If your situation is going to be geared towards a higher number of inserts, then the smaller footprint possible, the better.
There are two things you need to separate, the concept of the primary key at the database level, and the concept of the key your application uses.
Why do you need a GUID? Are you going to be inserting into multiple database server, and then combining the information into one centralized database?

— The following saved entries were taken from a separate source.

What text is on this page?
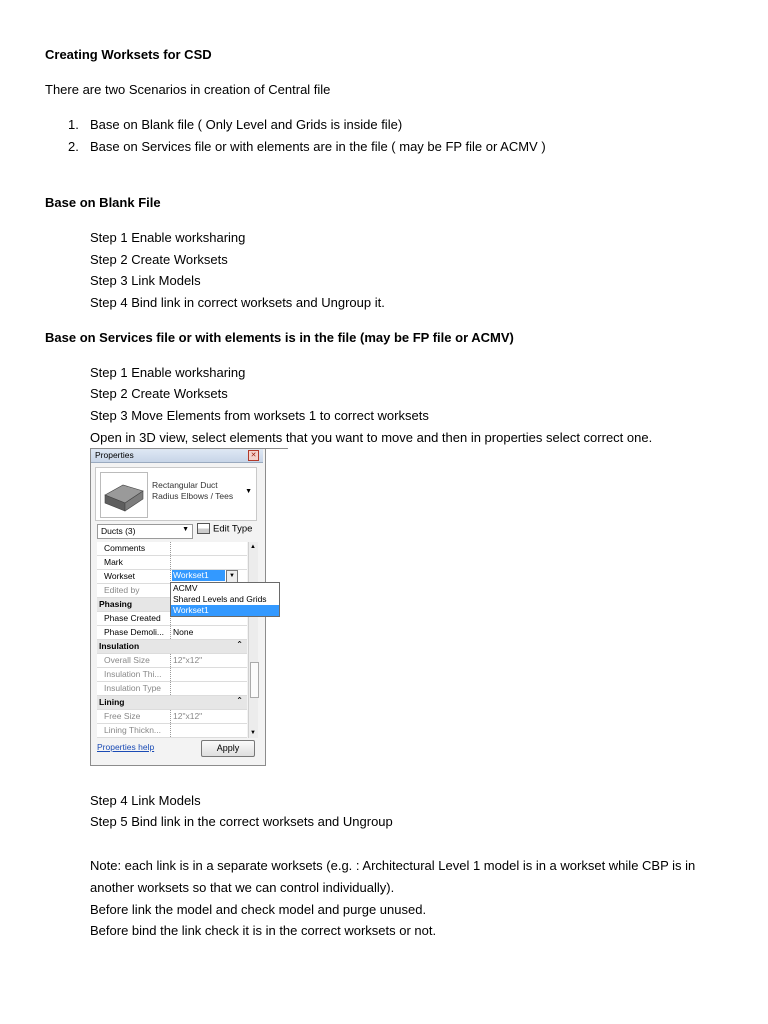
Creating Worksets for CSD
There are two Scenarios in creation of Central file
1. Base on Blank file ( Only Level and Grids is inside file)
2. Base on Services file or with elements are in the file ( may be FP file or ACMV )
Base on Blank File
Step 1 Enable worksharing
Step 2 Create Worksets
Step 3 Link Models
Step 4 Bind link in correct worksets and Ungroup it.
Base on Services file or with elements is in the file (may be FP file or ACMV)
Step 1 Enable worksharing
Step 2 Create Worksets
Step 3 Move Elements from worksets 1 to correct worksets
Open in 3D view, select elements that you want to move and then in properties select correct one.
Properties	✕
Rectangular Duct
Radius Elbows / Tees ▼
Ducts (3)	▼	Edit Type
Comments
Mark
Workset	Workset1	▼
Edited by
Phasing
Phase Created
Phase Demoli...	None
Insulation	⌃
Overall Size	12"x12"
Insulation Thi...
Insulation Type
Lining	⌃
Free Size	12"x12"
Lining Thickn...
▲
▼
Properties help	Apply
ACMV
Shared Levels and Grids
Workset1
Step 4 Link Models
Step 5 Bind link in the correct worksets and Ungroup
Note: each link is in a separate worksets (e.g. : Architectural Level 1 model is in a workset while CBP is in
another worksets so that we can control individually).
Before link the model and check model and purge unused.
Before bind the link check it is in the correct worksets or not.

If that is the case then my recommendation is an identity followed by a guid. Clustered index on the identity, and Unique Non clustered on the GUID. If you use the GUID as a Clustered index, then your data inserts will be all over the place. Meaning your data will not be inserted sequentially, and this causes performance problems as your system will be inserting and moving pages around randomly.
Having your data inserted nice in an ordered faction, thanks to the identity, is the way to go. You can leave the sorting to the index structure( the nonclusered unique containing the GUID), which is a much more efficient structure to sort than using the table data.